Lucy Had a Spring in Her Step

 

Lucy Had a Spring in Her Step

Ann Gibbon

Source : http://news.sciencemag.org/sciencenow/2011/02/lucy-had-a-spring-in-her-step.html?ref=hp 

The petite 3.2-million-year-old skeleton called Lucy is one of the most famous and most complete of human ancestors. But she was found without her foot bones, so researchers have debated whether she walked as we do or retained some apelike adaptations for climbing in trees that altered her gait. Now, a 3.2-million-year-old foot bone from a member of Lucy's species, Australopithecus afarensis, reveals that this hominin was no flat foot: It had already evolved arches and a stiff midfoot similar to living humans. That means if Lucy were alive today, she could fit in high heels or march for miles without breaking her feet. "This discovery puts the spring back into afarensis's step," says co-author Donald Johanson of the Institute of Human Origins at Arizona State University (ASU), Tempe.

 

Fancy footwork. A bone in the mid-foot of Lucy's species reveals that it had an arch.

Credit: (left, lucy reconstruction) CosmoCaixa Scientific Museum of Barcelona, Spain;(right, foot) Carol Ward and Kimberly Congdon

When Johanson and his colleagues discovered Lucy's partial skeleton in 1974, it showed that she walked upright, confirming that our ancestors did so before their brains started getting larger. But did she walk upright most of the time like a modern human or still spend plenty of time in the trees evading predators? Mysterious footprints left at Laetoli in Tanzania show that a hominin of this time, 3.7 million years ago, did indeed have arches in its feet. But researchers couldn't be sure who left those prints, because it wasn't clear whether A. afarensis had an arch, says co-author William Kimbel, a paleoanthropologist at ASU.

Now, researchers think they've solved the mystery of Lucy's footwork, thanks to an analysis of about 35 new individuals of A. afarensis uncovered at Hadar, Ethiopia, in the past 15 years. The key is the fourth metatarsal, a long bone that connects the toe to the rest of the foot. The way the two ends of the bone were twisted in relation to each other in the fossils suggests that when one end was on the ground, the other end was raised about 8˚ to attach to the rest of the foot, says lead author Carol Ward, a paleoanthropologist at the University of Missouri, Columbia, in a study reported online today in Science. This torsion is found in feet with well-formed arches, which are stiff enough to use the foot like a lever to push off the ground but flexible enough to also work like shock absorbers.

The bone also shows that A. afarensis had abandoned the flexible midfoot that apes use to grasp tree branches, in favor of an arch that makes upright walking more efficient. "This tells you that climbing in the trees was not nearly as important as walking on the ground," says Ward.

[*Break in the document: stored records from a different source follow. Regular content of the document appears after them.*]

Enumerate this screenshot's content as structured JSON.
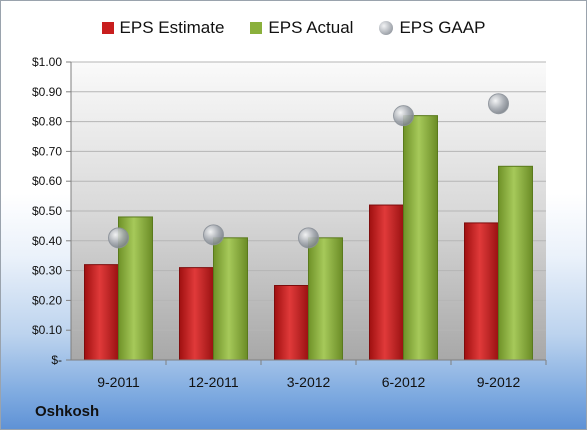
{
  "legend": {
    "estimate": "EPS Estimate",
    "actual": "EPS Actual",
    "gaap": "EPS GAAP"
  },
  "company": "Oshkosh",
  "colors": {
    "estimate": "#c81e1e",
    "actual": "#8ab03c",
    "gaap": "#a7acb3"
  },
  "chart_data": {
    "type": "bar",
    "categories": [
      "9-2011",
      "12-2011",
      "3-2012",
      "6-2012",
      "9-2012"
    ],
    "series": [
      {
        "name": "EPS Estimate",
        "values": [
          0.32,
          0.31,
          0.25,
          0.52,
          0.46
        ]
      },
      {
        "name": "EPS Actual",
        "values": [
          0.48,
          0.41,
          0.41,
          0.82,
          0.65
        ]
      },
      {
        "name": "EPS GAAP",
        "type": "scatter",
        "values": [
          0.41,
          0.42,
          0.41,
          0.82,
          0.86
        ]
      }
    ],
    "ylim": [
      0,
      1.0
    ],
    "yticks": [
      "$-",
      "$0.10",
      "$0.20",
      "$0.30",
      "$0.40",
      "$0.50",
      "$0.60",
      "$0.70",
      "$0.80",
      "$0.90",
      "$1.00"
    ],
    "grid": true,
    "legend_position": "top"
  }
}
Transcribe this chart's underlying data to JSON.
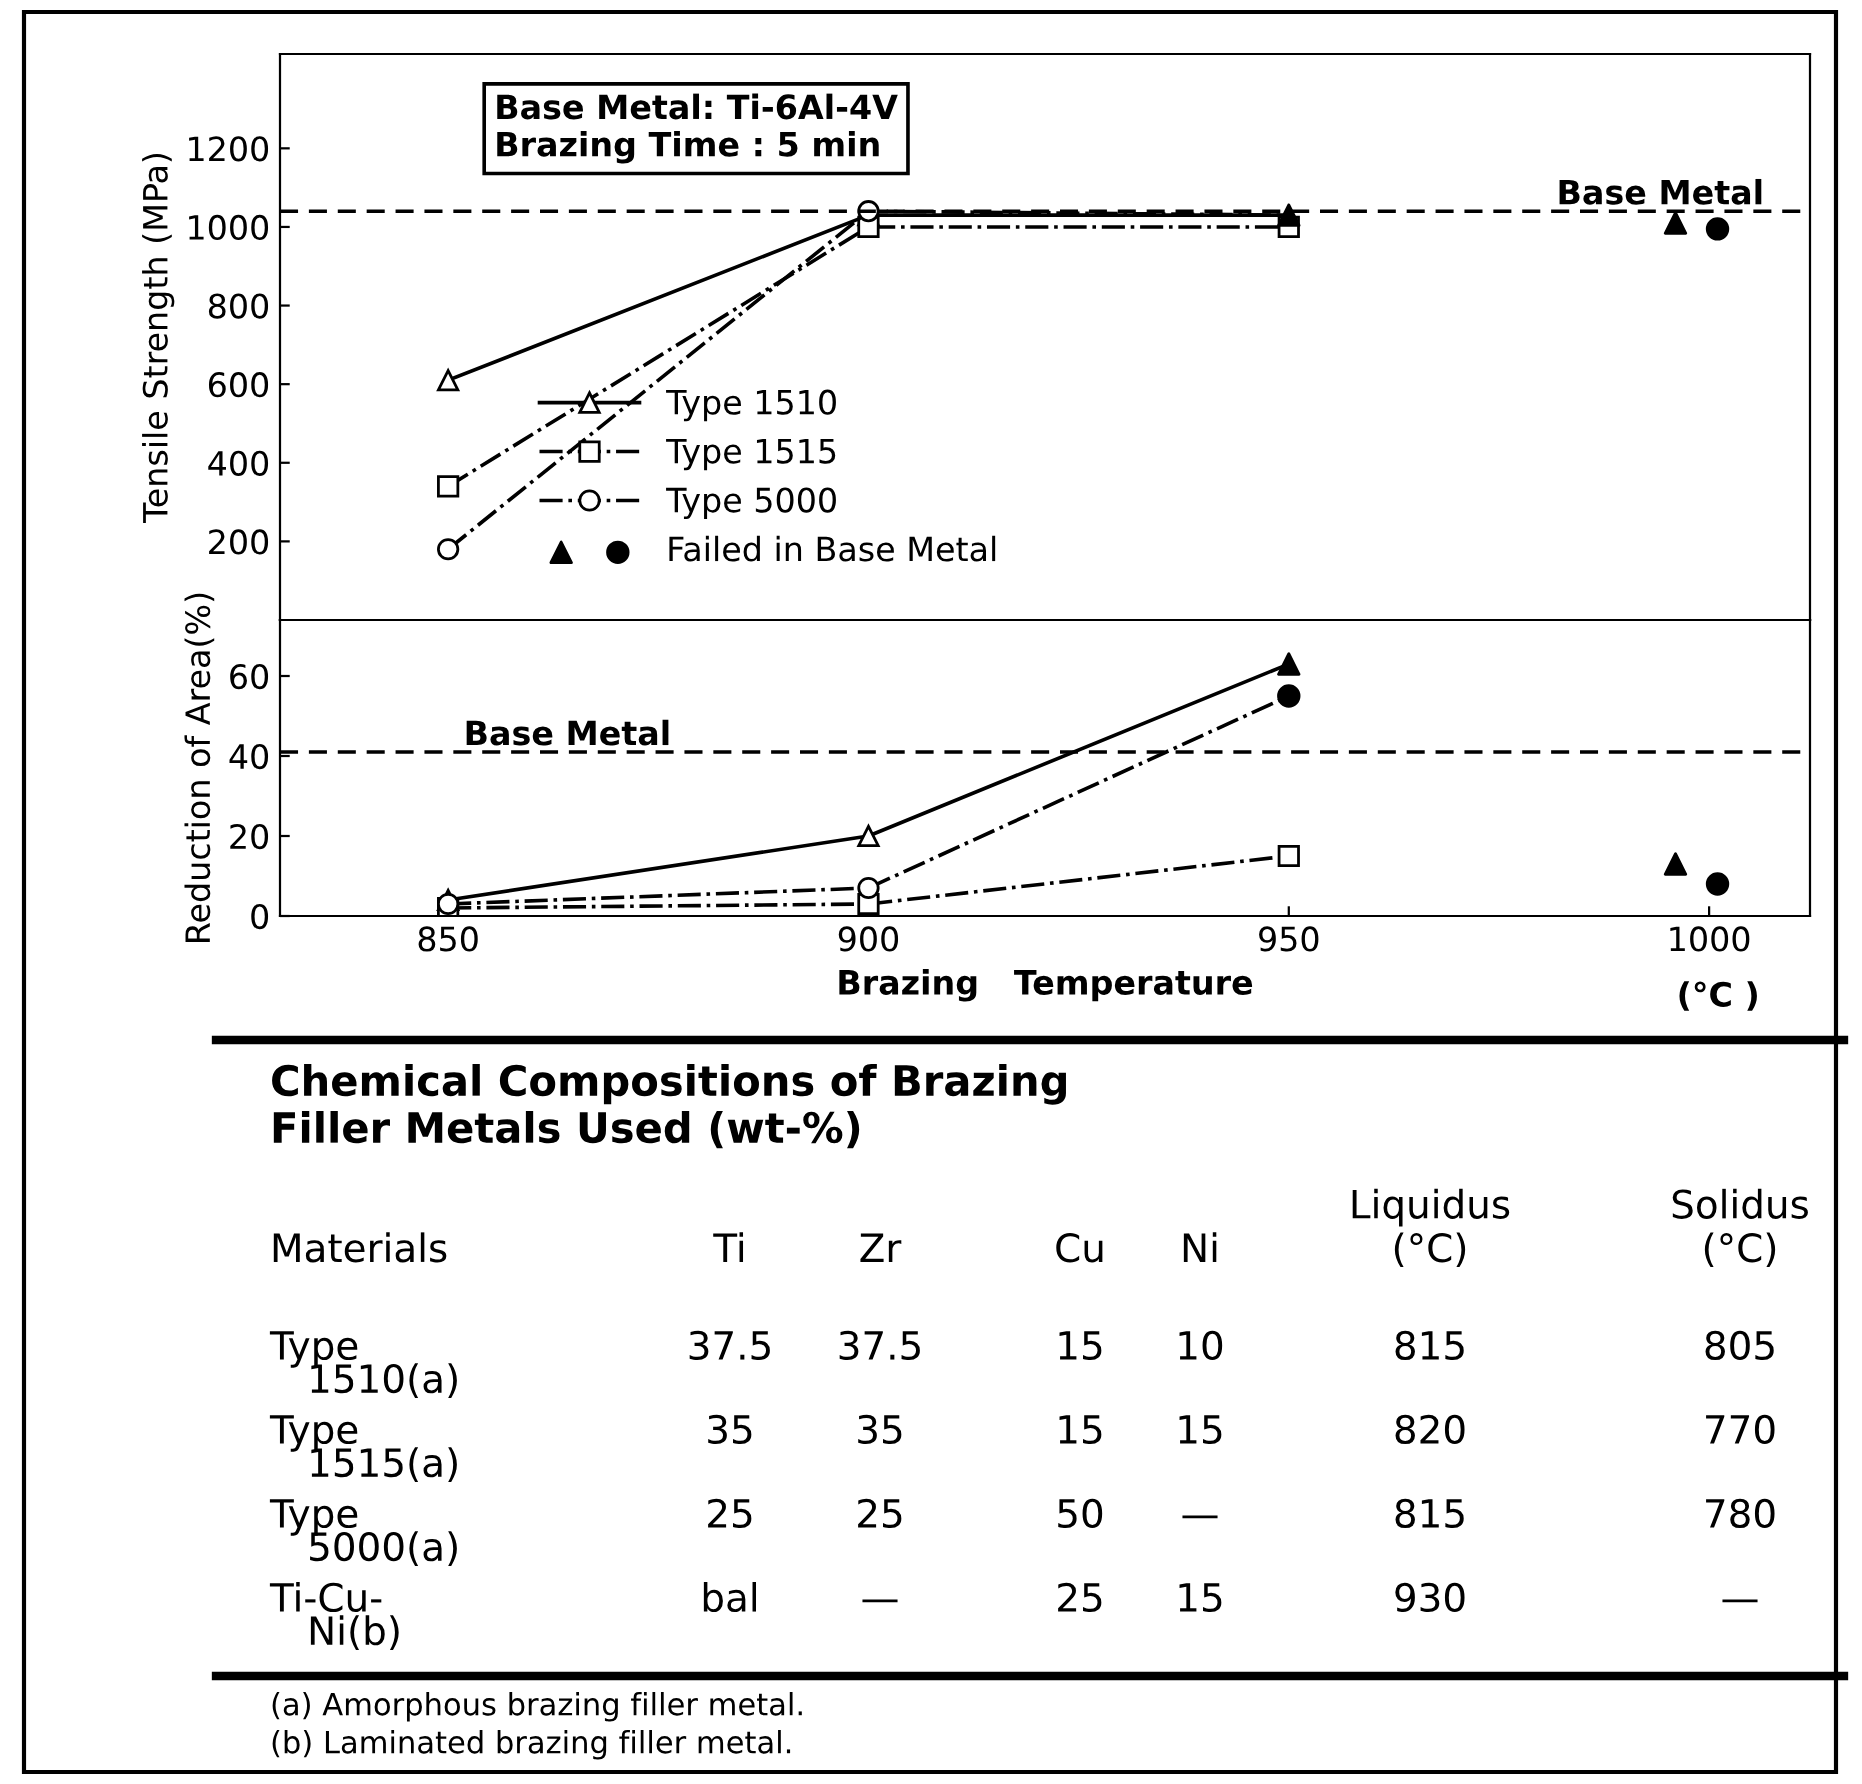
{
  "chart_data": [
    {
      "type": "line",
      "ylabel": "Tensile Strength (MPa)",
      "xlim": [
        830,
        1012
      ],
      "ylim": [
        0,
        1440
      ],
      "yticks": [
        200,
        400,
        600,
        800,
        1000,
        1200
      ],
      "tick_labels": "y",
      "grid": false,
      "legend": "center left",
      "annotations": [
        "Base Metal: Ti-6Al-4V\nBrazing Time : 5 min"
      ],
      "ref_lines": [
        {
          "axis": "y",
          "value": 1040,
          "label": "Base Metal",
          "color": "#000000",
          "line_style": "dashed"
        }
      ],
      "series": [
        {
          "name": "Type 1510",
          "color": "#000000",
          "x": [
            850,
            900,
            950
          ],
          "values": [
            610,
            1030,
            1030
          ],
          "marker": "triangle",
          "line_style": "solid"
        },
        {
          "name": "Type 1515",
          "color": "#000000",
          "x": [
            850,
            900,
            950
          ],
          "values": [
            340,
            1000,
            1000
          ],
          "marker": "square",
          "line_style": "dashdot"
        },
        {
          "name": "Type 5000",
          "color": "#000000",
          "x": [
            850,
            900,
            950
          ],
          "values": [
            180,
            1040,
            1030
          ],
          "marker": "circle",
          "line_style": "dashdot"
        },
        {
          "type": "scatter",
          "color": "#000000",
          "x": [
            950,
            996
          ],
          "values": [
            1030,
            1010
          ],
          "marker": "triangle"
        },
        {
          "name": "Failed in Base Metal",
          "type": "scatter",
          "color": "#000000",
          "x": [
            1001
          ],
          "values": [
            995
          ],
          "marker": "circle"
        }
      ]
    },
    {
      "type": "line",
      "ylabel": "Reduction of Area(%)",
      "xlabel": "Brazing   Temperature",
      "xlim": [
        830,
        1012
      ],
      "ylim": [
        0,
        74
      ],
      "xticks": [
        850,
        900,
        950,
        1000
      ],
      "yticks": [
        0,
        20,
        40,
        60
      ],
      "grid": false,
      "annotations": [
        "(°C )"
      ],
      "ref_lines": [
        {
          "axis": "y",
          "value": 41,
          "label": "Base Metal",
          "color": "#000000",
          "line_style": "dashed"
        }
      ],
      "series": [
        {
          "color": "#000000",
          "x": [
            850,
            900,
            950
          ],
          "values": [
            4,
            20,
            63
          ],
          "marker": "triangle",
          "line_style": "solid"
        },
        {
          "color": "#000000",
          "x": [
            850,
            900,
            950
          ],
          "values": [
            2,
            3,
            15
          ],
          "marker": "square",
          "line_style": "dashdot"
        },
        {
          "color": "#000000",
          "x": [
            850,
            900,
            950
          ],
          "values": [
            3,
            7,
            55
          ],
          "marker": "circle",
          "line_style": "dashdot"
        },
        {
          "type": "scatter",
          "color": "#000000",
          "x": [
            950,
            996
          ],
          "values": [
            63,
            13
          ],
          "marker": "triangle"
        },
        {
          "type": "scatter",
          "color": "#000000",
          "x": [
            950,
            1001
          ],
          "values": [
            55,
            8
          ],
          "marker": "circle"
        }
      ]
    },
    {
      "type": "other",
      "title": "Chemical Compositions of Brazing\nFiller Metals Used (wt-%)",
      "categories": [
        "Materials",
        "Ti",
        "Zr",
        "Cu",
        "Ni",
        "Liquidus\n(°C)",
        "Solidus\n(°C)"
      ],
      "y_categories": [
        "Type\n   1510(a)",
        "Type\n   1515(a)",
        "Type\n   5000(a)",
        "Ti-Cu-\n   Ni(b)"
      ],
      "cell_labels": [
        [
          "37.5",
          "37.5",
          "15",
          "10",
          "815",
          "805"
        ],
        [
          "35",
          "35",
          "15",
          "15",
          "820",
          "770"
        ],
        [
          "25",
          "25",
          "50",
          "—",
          "815",
          "780"
        ],
        [
          "bal",
          "—",
          "25",
          "15",
          "930",
          "—"
        ]
      ],
      "annotations": [
        "(a) Amorphous brazing filler metal.",
        "(b) Laminated brazing filler metal."
      ]
    }
  ]
}
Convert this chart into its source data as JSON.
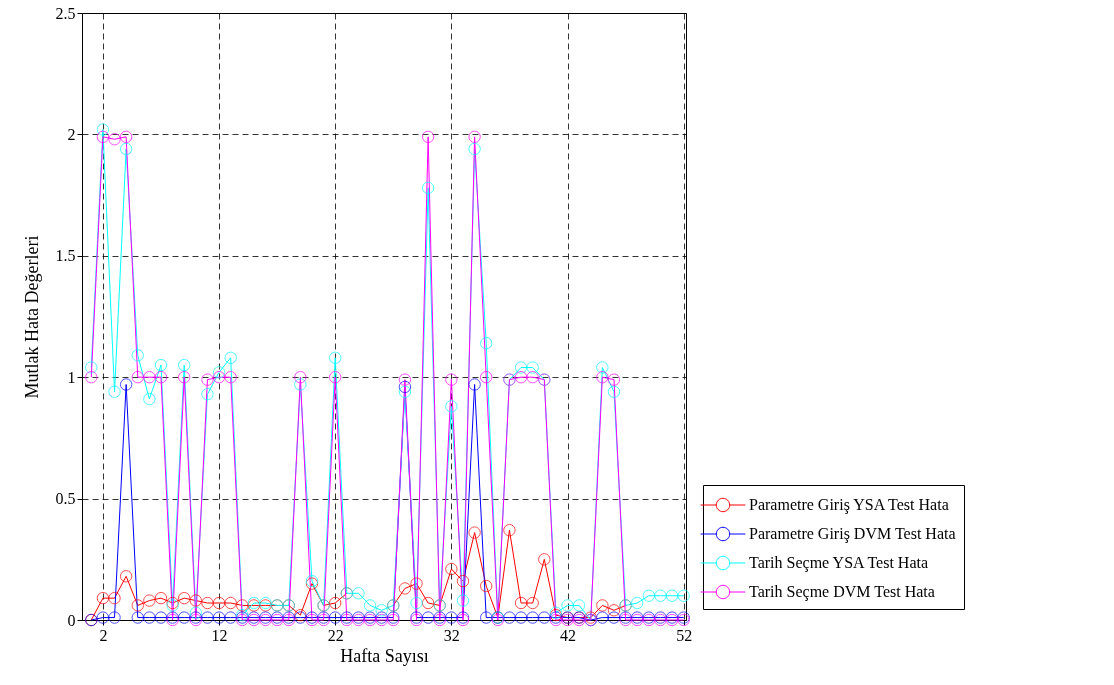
{
  "chart_data": {
    "type": "line",
    "xlabel": "Hafta Sayısı",
    "ylabel": "Mutlak Hata Değerleri",
    "x": [
      1,
      2,
      3,
      4,
      5,
      6,
      7,
      8,
      9,
      10,
      11,
      12,
      13,
      14,
      15,
      16,
      17,
      18,
      19,
      20,
      21,
      22,
      23,
      24,
      25,
      26,
      27,
      28,
      29,
      30,
      31,
      32,
      33,
      34,
      35,
      36,
      37,
      38,
      39,
      40,
      41,
      42,
      43,
      44,
      45,
      46,
      47,
      48,
      49,
      50,
      51,
      52
    ],
    "xlim": [
      0.2,
      52.2
    ],
    "xticks": [
      2,
      12,
      22,
      32,
      42,
      52
    ],
    "ylim": [
      0,
      2.5
    ],
    "yticks": [
      0,
      0.5,
      1,
      1.5,
      2,
      2.5
    ],
    "grid": true,
    "legend": "bottom right",
    "marker": "circle",
    "line_style": "solid",
    "series": [
      {
        "name": "Parametre Giriş YSA Test Hata",
        "color": "#ff0000",
        "values": [
          0,
          0.09,
          0.09,
          0.18,
          0.06,
          0.08,
          0.09,
          0.07,
          0.09,
          0.08,
          0.07,
          0.07,
          0.07,
          0.06,
          0.06,
          0.06,
          0.06,
          0.06,
          0.02,
          0.15,
          0.06,
          0.07,
          0.11,
          null,
          null,
          null,
          0.06,
          0.13,
          0.15,
          0.07,
          0.06,
          0.21,
          0.16,
          0.36,
          0.14,
          0.01,
          0.37,
          0.07,
          0.07,
          0.25,
          0.02,
          0.01,
          0.01,
          0.01,
          0.06,
          0.04,
          0.06,
          null,
          null,
          null,
          null,
          null
        ]
      },
      {
        "name": "Parametre Giriş DVM Test Hata",
        "color": "#0000ff",
        "values": [
          0,
          0.01,
          0.01,
          0.97,
          0.01,
          0.01,
          0.01,
          0.01,
          0.01,
          0.01,
          0.01,
          0.01,
          0.01,
          0.01,
          0.01,
          0.01,
          0.01,
          0.01,
          0.01,
          0.01,
          0.01,
          0.01,
          0.01,
          0.01,
          0.01,
          0.01,
          0.01,
          0.96,
          0.01,
          0.01,
          0.01,
          0.01,
          0.01,
          0.97,
          0.01,
          0.01,
          0.01,
          0.01,
          0.01,
          0.01,
          0.01,
          0.01,
          0.01,
          0,
          0.01,
          0.01,
          0.01,
          0.01,
          0.01,
          0.01,
          0.01,
          0.01
        ]
      },
      {
        "name": "Tarih Seçme YSA Test Hata",
        "color": "#00ffff",
        "values": [
          1.04,
          2.02,
          0.94,
          1.94,
          1.09,
          0.91,
          1.05,
          0.06,
          1.05,
          0.03,
          0.93,
          1.02,
          1.08,
          0.02,
          0.07,
          0.07,
          0.06,
          0.06,
          0.97,
          0.16,
          0.06,
          1.08,
          0.11,
          0.11,
          0.06,
          0.04,
          0.06,
          0.94,
          0.07,
          1.78,
          0.06,
          0.88,
          0.08,
          1.94,
          1.14,
          0.01,
          0.99,
          1.04,
          1.04,
          0.99,
          0.03,
          0.06,
          0.06,
          0,
          1.04,
          0.94,
          0.06,
          0.07,
          0.1,
          0.1,
          0.1,
          0.1
        ]
      },
      {
        "name": "Tarih Seçme DVM Test Hata",
        "color": "#ff00ff",
        "values": [
          1,
          1.99,
          1.98,
          1.99,
          1,
          1,
          1,
          0,
          1,
          0,
          0.99,
          1,
          1,
          0,
          0,
          0,
          0,
          0,
          1,
          0,
          0,
          1,
          0,
          0,
          0,
          0,
          0,
          0.99,
          0,
          1.99,
          0,
          0.99,
          0,
          1.99,
          1,
          0,
          0.99,
          1,
          1,
          0.99,
          0,
          0,
          0,
          0,
          1,
          0.99,
          0,
          0,
          0,
          0,
          0,
          0
        ]
      }
    ]
  }
}
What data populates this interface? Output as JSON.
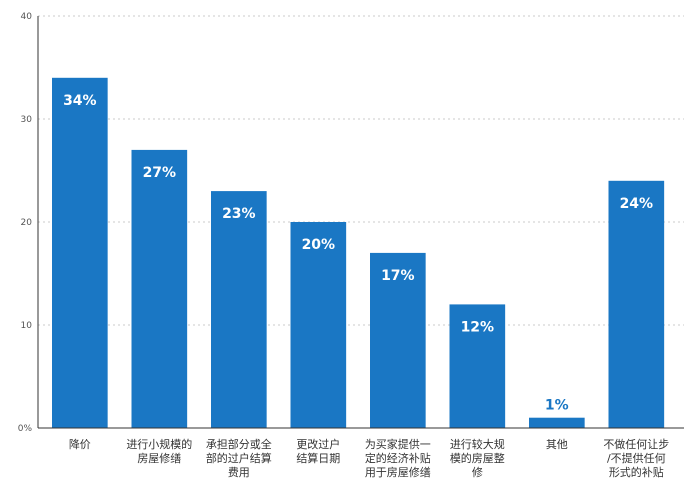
{
  "chart_data": {
    "type": "bar",
    "categories": [
      [
        "降价"
      ],
      [
        "进行小规模的",
        "房屋修缮"
      ],
      [
        "承担部分或全",
        "部的过户结算",
        "费用"
      ],
      [
        "更改过户",
        "结算日期"
      ],
      [
        "为买家提供一",
        "定的经济补贴",
        "用于房屋修缮"
      ],
      [
        "进行较大规",
        "模的房屋整",
        "修"
      ],
      [
        "其他"
      ],
      [
        "不做任何让步",
        "/不提供任何",
        "形式的补贴"
      ]
    ],
    "values": [
      34,
      27,
      23,
      20,
      17,
      12,
      1,
      24
    ],
    "data_labels": [
      "34%",
      "27%",
      "23%",
      "20%",
      "17%",
      "12%",
      "1%",
      "24%"
    ],
    "ylim": [
      0,
      40
    ],
    "yticks": [
      0,
      10,
      20,
      30,
      40
    ],
    "ytick_labels": [
      "0%",
      "10",
      "20",
      "30",
      "40"
    ],
    "grid": "horizontal-dashed",
    "colors": {
      "bar": "#1a77c4",
      "label_inside": "#ffffff",
      "label_outside": "#1a77c4",
      "axis": "#333333",
      "grid": "#bbbbbb"
    }
  }
}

Paleoanthropologist Will Harcourt-Smith of the American Museum of Natural History in New York City isn't willing to go that far. Although he agrees that A. afarensis had some arching, it may have lacked the most important arching on the inside of the foot. Lucy's fingers and toes also were more curved than those of living humans and her shoulder was more apelike—traits useful for tree-climbing. "It's hard to envisage an animal that had entirely made the leap to full, obligate bipedalism," he says.

But paleoanthropologist Jeremy DeSilva of Boston University says that the new foot bone, along with a "laundry list of other features of the lower limb" make it more likely that A. afarensis was a "terrestrial biped with little time spent in the trees." It also suggests that it was indeed A. afarensis that walked in the mud at Laetoli. "Finally," says paleoanthropologist Bruce Latimer of Case Western Reserve University in Cleveland, Ohio, "we can put the mystery hominid at Laetoli to rest."